Timing is everything. AIB, the bank in which the State has a 71 per cent shareholding, issued a report on housing supply in Ireland over the weekend with a series of suggested policy prescriptions.
Or rather, it didn’t release the report. Instead, it carefully planted elements of the “unpublished” report in the main Sunday newspapers. There, its contents were treated with all the gravitas of a Government Green Paper. Maybe that’s not so surprising; policy suggestions from a bank which is overwhelmingly in State ownership would be presumed to carry the imprimatur of the Government of the day.
What the AIB report does contain is a cocktail of proposals, many of which hark back to the giddy days of the Celtic Tiger. A tax cut for developers by way of lower VAT; lower building standards; equity-release programmes with bridging finance to allow families release some of the value of their homes; tax breaks for landlords; a soft-touch approach to the vacant site levy so as not to upset developers; and a broadening of the help-to-buy scheme.
In isolation, some have merit; in aggregate, the impression is more one of throwing money fairly indiscriminately at a problem. This ignores the several warnings issued from the likes of the ESRI and the Fiscal Advisory Council about the potential for the Irish economy again to overheat and the need for any investment on housing (or anything else) to be balanced by tax increases or spending cuts elsewhere.
Of course, a more active property market offers more prospect for the bank to profit from the sector.

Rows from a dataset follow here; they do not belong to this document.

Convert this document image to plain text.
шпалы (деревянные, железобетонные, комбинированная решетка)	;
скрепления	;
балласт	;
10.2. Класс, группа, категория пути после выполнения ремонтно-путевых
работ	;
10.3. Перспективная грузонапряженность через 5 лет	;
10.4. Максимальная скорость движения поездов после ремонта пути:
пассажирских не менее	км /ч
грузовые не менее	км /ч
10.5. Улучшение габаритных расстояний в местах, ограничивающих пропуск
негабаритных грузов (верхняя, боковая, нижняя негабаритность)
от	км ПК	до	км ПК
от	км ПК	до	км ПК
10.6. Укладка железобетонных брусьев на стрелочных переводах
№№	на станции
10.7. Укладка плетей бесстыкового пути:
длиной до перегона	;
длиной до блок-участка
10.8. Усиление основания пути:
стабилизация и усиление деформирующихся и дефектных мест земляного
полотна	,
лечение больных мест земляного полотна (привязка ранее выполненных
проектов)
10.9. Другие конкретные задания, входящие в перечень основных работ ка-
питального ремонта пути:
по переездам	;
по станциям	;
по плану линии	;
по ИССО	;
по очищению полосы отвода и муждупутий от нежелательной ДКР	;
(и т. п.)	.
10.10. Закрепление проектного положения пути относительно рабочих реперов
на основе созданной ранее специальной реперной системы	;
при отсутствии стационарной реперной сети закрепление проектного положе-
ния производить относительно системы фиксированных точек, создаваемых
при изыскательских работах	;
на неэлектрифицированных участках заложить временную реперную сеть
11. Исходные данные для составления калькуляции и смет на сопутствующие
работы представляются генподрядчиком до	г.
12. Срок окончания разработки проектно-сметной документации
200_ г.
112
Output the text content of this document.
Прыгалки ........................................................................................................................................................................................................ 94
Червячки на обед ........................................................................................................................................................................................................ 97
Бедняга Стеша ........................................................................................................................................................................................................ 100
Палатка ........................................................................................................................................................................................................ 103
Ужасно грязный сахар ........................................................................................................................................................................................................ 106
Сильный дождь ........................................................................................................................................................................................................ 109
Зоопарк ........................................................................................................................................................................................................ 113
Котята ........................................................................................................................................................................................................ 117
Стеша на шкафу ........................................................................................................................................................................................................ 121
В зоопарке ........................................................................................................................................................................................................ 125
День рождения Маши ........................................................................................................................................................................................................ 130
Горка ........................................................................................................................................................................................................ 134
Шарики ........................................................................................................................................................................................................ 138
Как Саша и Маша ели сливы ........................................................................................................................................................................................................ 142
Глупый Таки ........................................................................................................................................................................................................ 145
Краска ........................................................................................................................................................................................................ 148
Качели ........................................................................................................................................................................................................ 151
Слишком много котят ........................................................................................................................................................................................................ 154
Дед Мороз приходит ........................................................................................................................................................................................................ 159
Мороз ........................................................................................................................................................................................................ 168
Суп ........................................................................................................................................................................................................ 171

The report notes that the bank has beefed up its team working with developers and is also examining new funding models for the industry. It has also added specialist bodies to its home lending teams.
And that’s not all. It is “reviewing its credit policies” to see how it can provide “enhanced” funding for buy-to-let investors. And it is eyeing up funding options – including currently unavailable bridging finance – to boost the equity-release market.
Maybe, after all, this carefully leaked report was less policy prescription and more a business plan for growing bank profits.